Comentário

Do arco do «consenso europeu»

João Ferreira

1. As eleições para o Parlamento Europeu representaram – não é excessivo dizê-lo – um abanão nas forças que têm sido suporte da integração capitalista europeia.

Os maiores grupos políticos com representação no Parlamento Europeu, integrantes do arco da «austeridade», – «Partido Popular Europeu» (onde se integram PSD e CDS), «Socialistas e Democratas» (onde se integra o PS) e a «Aliança dos Liberais e Democratas» (onde se integra o novel Marinho Pinto) – sofreram, sem excepção, revezes eleitorais em Maio último. Todos diminuíram a sua representação. Porém, apesar de terem perdido votos e lugares, direita e social-democracia detêm ainda mais de metade da representação no Parlamento Europeu. E mobilizam-se para continuarem, nas actuais condições, o seu projecto de imposição de um retrocesso civilizacional aos povos da Europa.

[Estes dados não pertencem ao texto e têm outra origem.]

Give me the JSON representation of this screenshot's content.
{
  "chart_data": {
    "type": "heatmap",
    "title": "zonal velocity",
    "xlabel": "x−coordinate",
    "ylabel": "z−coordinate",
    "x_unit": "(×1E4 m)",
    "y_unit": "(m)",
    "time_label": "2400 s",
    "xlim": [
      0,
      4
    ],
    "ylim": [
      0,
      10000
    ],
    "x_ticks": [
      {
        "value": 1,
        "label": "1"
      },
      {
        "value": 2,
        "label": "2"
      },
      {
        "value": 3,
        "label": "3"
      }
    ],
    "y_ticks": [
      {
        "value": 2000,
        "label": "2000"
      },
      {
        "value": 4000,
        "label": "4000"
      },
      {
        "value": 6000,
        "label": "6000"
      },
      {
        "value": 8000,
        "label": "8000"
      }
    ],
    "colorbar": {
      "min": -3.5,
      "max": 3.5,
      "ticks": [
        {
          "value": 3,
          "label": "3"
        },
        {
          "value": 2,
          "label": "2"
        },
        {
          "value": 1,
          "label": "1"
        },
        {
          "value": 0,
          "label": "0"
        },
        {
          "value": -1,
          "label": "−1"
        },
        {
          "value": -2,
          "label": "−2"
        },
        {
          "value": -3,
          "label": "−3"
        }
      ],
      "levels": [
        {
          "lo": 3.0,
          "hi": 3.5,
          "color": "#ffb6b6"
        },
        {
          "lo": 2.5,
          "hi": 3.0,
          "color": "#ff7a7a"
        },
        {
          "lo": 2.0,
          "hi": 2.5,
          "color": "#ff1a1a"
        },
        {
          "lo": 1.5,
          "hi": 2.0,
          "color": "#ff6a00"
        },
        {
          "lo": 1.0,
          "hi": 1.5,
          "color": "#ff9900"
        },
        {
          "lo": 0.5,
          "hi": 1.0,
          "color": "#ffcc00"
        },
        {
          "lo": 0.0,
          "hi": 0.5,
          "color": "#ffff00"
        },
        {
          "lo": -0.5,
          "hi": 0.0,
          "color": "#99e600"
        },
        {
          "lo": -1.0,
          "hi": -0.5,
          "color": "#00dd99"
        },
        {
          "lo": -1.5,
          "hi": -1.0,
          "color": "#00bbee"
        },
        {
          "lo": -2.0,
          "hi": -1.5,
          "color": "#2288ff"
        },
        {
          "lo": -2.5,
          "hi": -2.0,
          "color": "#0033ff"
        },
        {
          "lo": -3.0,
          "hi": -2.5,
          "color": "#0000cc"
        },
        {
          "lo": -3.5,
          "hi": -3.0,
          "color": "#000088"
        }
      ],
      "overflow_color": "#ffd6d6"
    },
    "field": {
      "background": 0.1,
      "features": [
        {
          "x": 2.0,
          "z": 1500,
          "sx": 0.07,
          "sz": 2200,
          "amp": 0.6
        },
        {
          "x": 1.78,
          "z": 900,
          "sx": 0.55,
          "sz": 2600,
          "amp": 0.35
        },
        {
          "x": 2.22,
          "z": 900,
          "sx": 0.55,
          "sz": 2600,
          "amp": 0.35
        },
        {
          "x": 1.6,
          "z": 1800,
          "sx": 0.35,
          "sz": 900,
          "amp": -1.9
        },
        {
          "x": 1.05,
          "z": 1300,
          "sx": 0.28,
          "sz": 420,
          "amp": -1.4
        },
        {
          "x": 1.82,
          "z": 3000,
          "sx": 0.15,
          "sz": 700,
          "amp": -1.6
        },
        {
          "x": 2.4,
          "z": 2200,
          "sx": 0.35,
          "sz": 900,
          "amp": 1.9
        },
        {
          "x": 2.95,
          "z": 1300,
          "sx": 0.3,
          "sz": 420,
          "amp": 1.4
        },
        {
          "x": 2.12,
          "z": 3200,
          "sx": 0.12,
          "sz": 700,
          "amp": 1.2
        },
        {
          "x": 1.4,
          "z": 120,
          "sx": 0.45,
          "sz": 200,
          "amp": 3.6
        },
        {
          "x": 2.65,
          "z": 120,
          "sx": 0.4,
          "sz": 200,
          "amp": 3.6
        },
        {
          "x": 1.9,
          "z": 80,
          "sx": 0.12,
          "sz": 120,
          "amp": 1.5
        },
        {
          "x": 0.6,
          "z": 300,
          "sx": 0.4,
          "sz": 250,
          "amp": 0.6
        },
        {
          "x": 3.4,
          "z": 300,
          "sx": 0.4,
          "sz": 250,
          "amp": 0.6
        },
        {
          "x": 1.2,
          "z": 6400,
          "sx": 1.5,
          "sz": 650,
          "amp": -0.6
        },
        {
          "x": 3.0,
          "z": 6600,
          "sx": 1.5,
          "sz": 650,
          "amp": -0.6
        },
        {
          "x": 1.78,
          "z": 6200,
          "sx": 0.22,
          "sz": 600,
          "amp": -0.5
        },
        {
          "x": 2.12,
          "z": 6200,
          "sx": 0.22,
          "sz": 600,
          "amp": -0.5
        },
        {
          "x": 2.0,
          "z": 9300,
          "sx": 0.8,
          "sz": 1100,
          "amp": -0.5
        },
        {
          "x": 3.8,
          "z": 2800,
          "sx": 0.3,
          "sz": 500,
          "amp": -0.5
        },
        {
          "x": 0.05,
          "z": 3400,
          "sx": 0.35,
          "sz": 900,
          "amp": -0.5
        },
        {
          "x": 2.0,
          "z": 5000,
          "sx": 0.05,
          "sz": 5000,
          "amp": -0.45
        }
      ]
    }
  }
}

2. Há um paralelo inevitável com o que se passa em Portugal. PSD e CDS saem das eleições com uma derrota histórica – o mais baixo resultado de sempre destes dois partidos em eleições. O PS fica poucos pontos acima. Juntos, PS, PSD e CDS, perdem mais de 400 mil votos e ficam abaixo dos 60 por cento, quando há cinco anos o seu resultado agregado superava os 70 por cento. O descrédito da troika doméstica evidenciado por estes resultados fez os sinos tocarem a rebate. Dos reforçados apelos ao consenso alargado entre os partidos da troika, até à mudança de caras no PS para esconder a constância das políticas, passando pela emergência da muleta Marinho Pinto, assumidamente pronta para amparar quem quer que venha a necessitar dos seus préstimos, são vários os caminhos que se insinuam para procurar assegurar, em novas condições, o prosseguimento das velhas políticas.

3. Vale a pena olhar as conclusões do último Conselho Europeu. Ainda mal refeitas do abanão eleitoral, direita e social-democracia deixam claro que não haverá inflexões de caminho. Envoltas na estafada retórica da recuperação económica e do crescimento, as políticas de «austeridade» seguidas até aqui são para continuar.

As orientações aprovadas neste Conselho Europeu são um cardápio de ataques de toda a sorte aos trabalhadores e aos povos. Menos salários, menos direitos, menos serviços públicos, mais desigualdade na distribuição da riqueza. Um intolerável desrespeito pela soberania dos povos, com ingerências e afrontas a órgãos de soberania nacionais, como é o caso do Tribunal Constitucional português.

Tudo isto sem uma única nota dissonante. A dúzia de governos «socialistas», de que Hollande em França e Renzi em Itália (país que assume a presidência da UE durante este semestre) são pontas-de-lança e caras mais visíveis, afinam sem surpresas pelo diapasão dos seus consortes conservadores e liberais, em coro bem afinado.

4. Com o fim do período formal de vigência do programa da troika, Portugal foi integrado no chamado Semestre Europeu. Ao abrigo deste procedimento, os estados-membros devem respeitar as recomendações [do Conselho Europeu] nas suas futuras decisões orçamentais, nas reformas estruturais e nas políticas sociais e de emprego. E quais são essas recomendações?

Para começar, Portugal deve substituir as medidas de consolidação consideradas inconstitucionais pelo Tribunal Constitucional por medidas de dimensão e qualidade análogas, o mais rapidamente possível, e aplicar rigorosamente a estratégia orçamental conforme estabelecido no Documento de Estratégia Orçamental. Ou seja, pelo menos e desde já: um novo aumento do IVA; o aumento da chamada TSU sobre os trabalhadores; a aplicação do plafonamento das pensões e da substituição da chamada Contribuição Extraordinária de Solidariedade por um imposto permanente sobre os rendimentos de trabalhadores e reformados; mais privatizações.

5. O cortejo de imposições feitas ao abrigo do Semestre Europeu – apoiado por PS, PSD e CDS – mostra bem como a proclamada «saída limpa» não foi mais do que uma saída do charco para logo se mergulhar na lama.

Lá constam, entre outras medidas: a continuidade dos cortes nos serviços de saúde e da aplicação da revisão da tabela salarial da Função Pública; o ataque à contratação colectiva, através das modalidades de derrogação dos ACT; as medidas suplementares para a reforma dos portos, com a sua privatização e desqualificação laboral dos trabalhadores portuários; a privatização e liberalização do sector dos serviços; a privatização do sector ferroviário e, em particular, da CP Carga.

Em Portugal, os partidos da troika são por vezes também designados como sendo os partidos do arco do «consenso europeu». Está bem à vista que consenso.